Alors que Paris semble une ville de jeunes actifs, ville de la première migration par excellence, les communes de banlieue peuvent-elles être celles de l'enracinement, de l'ascension sociale par l'achat du pavillon en lotissement ? Cette image de la banlieue, décrite pour l'entre-deux-guerres aussi bien à proximité de Paris que dans des espaces plus éloignés 284 , est-elle aussi valable pour le dernier quart du XIXe siècle ? Jean-Paul Brunet a montré le caractère profondément jeune de la population de Saint-Denis ; Gérard Jacquemet, pour Belleville alors faubourg de Paris, nuance l'idée d'une population de Banlieusards installée sur les hauteurs de Ménilmontant, et préfère signaler la coexistence de plusieurs mondes, celui des plus pauvres vivant proche des quartiers centraux de la capitale et celui, émergeant, d'ouvriers financièrement un peu plus à l'aise qui profitent des opportunités foncières pour quitter les garnis et logements surpeuplés du centre de Paris. En ce sens, il n'y a pas de Banlieusards, mais des Parisiens venus en banlieue plutôt dans une phase d'ascension sociale que de déclassement.
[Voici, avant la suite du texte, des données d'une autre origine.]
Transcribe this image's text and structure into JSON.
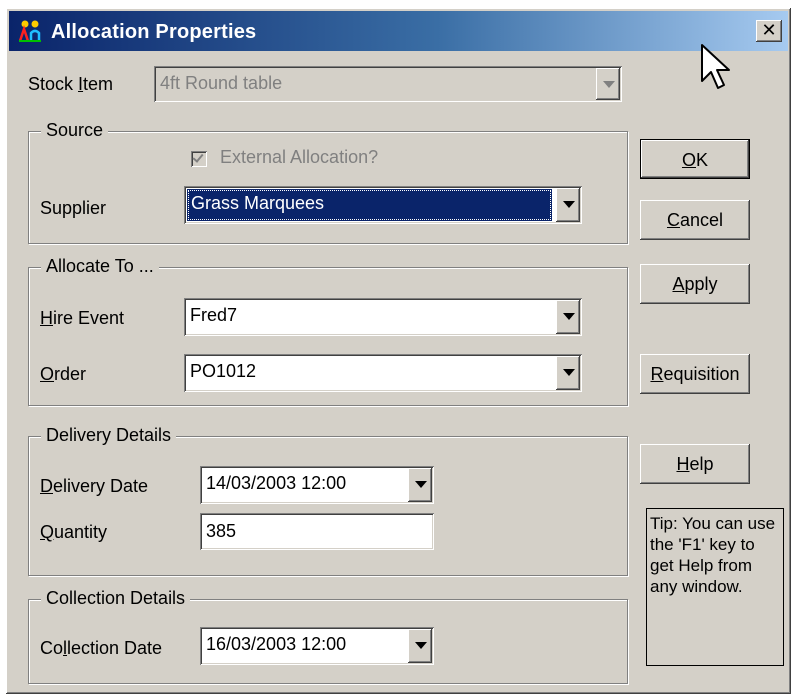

Qu'en est-il de la banlieue sud-ouest ? Les habitants de Montrouge ou de Malakoff sont-ils de très jeunes actifs, célibataires, dont l'installation est alors essentiellement liée au marché de l'emploi et dont on peut supposer un faible enracinement, ou au contraire note-t-on une surreprésentation des actifs de plus de 45 ans, signe de cette éventuelle ascension sociale par l'entrée en lotissement ? De même, la structure des ménages permet aussi de dresser un portrait plus nuancé des Banlieusards dans le dernier quart du XIXe siècle : population dont les romans et les feuilletons de l'époque stigmatisent le faible attachement aux valeurs familiales, lieux de dépravation et de délinquance par excellence, "l'au-delà des fortifications" ne serait-il pas plus, en fin de compte, une banlieue familiale qu'une banlieue "d'apaches" et de criminels 285 ?
S'il est ici impossible de réfléchir en terme de comparaison de statistiques criminelles 286 , l'utilisation des recensements de 1891 et 1911, les comparaisons rendues possibles grâce à la publication de certains résultats au niveau communal pour l'ensemble du département de la Seine 287 et le croisement avec diverses enquêtes sur les conditions de logement 288 permettent de tenter une forme de réponse à la question d'une "identité" banlieusarde… Là encore, la faiblesse des archives conservées ne permet malheureusement pas de remonter au-delà du début des années 1890.
Faure A., "Villégiature populaire et peuplement des banlieues à la fin du XIXe siècle. L'exemple de Montfermeil", in La Terre et la Cité. Mélanges offerts à Philippe Vigier, Créaphis, 1994, pp. 167-194. ; Fourcaut, A. la banlieue en morceaux, Créaphis, 2000.
Sur ces représentations de la banlieue voir Jacquemet, "Belleville ouvrier à la Belle Epoque", Mouvement Social 118, janv.–mars 1982, pp. 61-77, mais aussi des pages intéressantes sur ces "apaches" dans Chevalier, L. Classes laborieuses et Classes dangereuses, qui montre bien que la périphérie sociale est souvent associée, dans le discours des élites, à la marginalité. Pluriel, 1984 [1978], pp. 117-259, sur la criminalité dans la littérature.
Pourtant les sources abondent : l'utilisation des mains courantes des commissariats de la banlieue parisienne, récemment ouverts, pourrait être un moyen intéressant de saisir la réalité de la marginalité par rapport aux représentations collectives véhiculées par la littérature populaire.
Annuaire statistique de la ville de Paris, 1891 et 1896. Statistique Générale de la France, Recensement général de la population, 1911. Tome 2, résultats par département, 1915.
Statistique des habitations dans la banlieue de Paris en 1911. Paris, impr. municipale, 1918, 120 p.